The Brazilian claimed he wanted to move to England at a press conference yesterday and also criticised Real coach Bernd Schuster for denying him the chance to move to Chelsea. However, London will not be his next destination.
Sources suggest that Real were determined not to sell the Brazilian forward to Chelsea but were happy to deal once the Eastlands side moved in.
Chelsea had been tracking the player all summer and will be furious to lose out to another English club.
Rather than find himself marooned at the Bernabeu until January was prepared to move to the Premier League with Mark Hughes' side.
Real Madrid's decision to accept City's offer for Robinho was made for both 'sporting and human' reasons, the Spanish club's president Ramon Calderon has said.
'We have sold Robinho for reasons of a human nature and for sporting reasons. The fact that he has accepted an offer from Manchester City says that he is not going for sporting reasons,' Calderon told Spanish television station Veo.
'It's an important sum of money. It's not the objective of Real Madrid to sell players, neither do we need the money, but for reasons of human and sporting nature, it has been decided this is for the best.
'It's a decision agreed by all the coaching staff, who understand it is best for the player and for the club.
'(Coach Bernd) Schuster thought until yesterday that he could recover the player, but that has not been the case. Every time I have spoken with him he was very sad, crying and asking to leave Spain. Real Madrid are more important than any one player.
'He's a great kid, but badly advised.'
Robinho burst on to the scene as an 18-year-old when he helped Santos win their first Brazilian championship in 2002.
His trickery, skills and physique led to comparisons with former Santos great Pele and eventually attracted the attention of Real Madrid.
Robinho pressured Santos for a move to Real and after a lengthy tug-of-war transfer saga, the Brazilian club relented and agreed to sell the player to the Spanish giants in August 2005.

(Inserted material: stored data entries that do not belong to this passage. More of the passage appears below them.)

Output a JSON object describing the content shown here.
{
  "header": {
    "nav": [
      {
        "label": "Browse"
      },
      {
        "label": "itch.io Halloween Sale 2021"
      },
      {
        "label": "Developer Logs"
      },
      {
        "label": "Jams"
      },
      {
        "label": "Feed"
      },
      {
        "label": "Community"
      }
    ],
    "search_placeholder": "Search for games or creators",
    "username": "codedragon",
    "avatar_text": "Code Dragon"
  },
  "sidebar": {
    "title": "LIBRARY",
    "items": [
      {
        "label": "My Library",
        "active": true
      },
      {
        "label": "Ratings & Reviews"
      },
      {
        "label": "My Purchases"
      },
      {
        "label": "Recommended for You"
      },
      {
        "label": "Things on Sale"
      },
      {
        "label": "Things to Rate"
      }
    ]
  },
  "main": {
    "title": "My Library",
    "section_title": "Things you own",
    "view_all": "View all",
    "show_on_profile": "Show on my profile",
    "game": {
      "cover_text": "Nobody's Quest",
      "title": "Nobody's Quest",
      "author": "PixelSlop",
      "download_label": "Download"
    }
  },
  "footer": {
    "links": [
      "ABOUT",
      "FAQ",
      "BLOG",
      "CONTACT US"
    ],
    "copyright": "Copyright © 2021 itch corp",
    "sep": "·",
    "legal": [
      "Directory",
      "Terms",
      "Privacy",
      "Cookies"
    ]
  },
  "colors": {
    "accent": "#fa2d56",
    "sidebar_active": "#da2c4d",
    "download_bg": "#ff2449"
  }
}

Classed as the new Galactico when he arrived at the club, Robinho made a dazzling debut as a substitute in the 2-1 victory over Cadiz in the opening game of the season but then went on to struggle for the remainder of his first campaign in Europe.
He won his first Spanish league title under coach Fabio Capello in 2007, but often featured as a substitute and only really took off last season when he helped Real to their second consecutive championship, scoring 11 goals in 32 outings.
Robinho is a regular in the Brazilian national side and played an instrumental role in their triumph in the 2007 Copa America, finishing as the tournament's top scorer with six goals.
City's fortunes were transformed this morning when Abu Dhabi United Group announced they had agreed in principal to buy the club from Thaksin Shinawatra, who will remain on the club's board as a shareholder and honorary president.
Prospective new Manchester City owner Dr Sulaiman Al-Fahim believes only 'formalities' remain before he can rubber-stamp their takeover of the Premier League club.
Al-Farim confirmed that ADUG had also considered investing in City's Premier League rivals Arsenal, Newcastle and Liverpool before deciding to press ahead with a buy-out - thought to be worth around £150million - of the Eastlands outfit.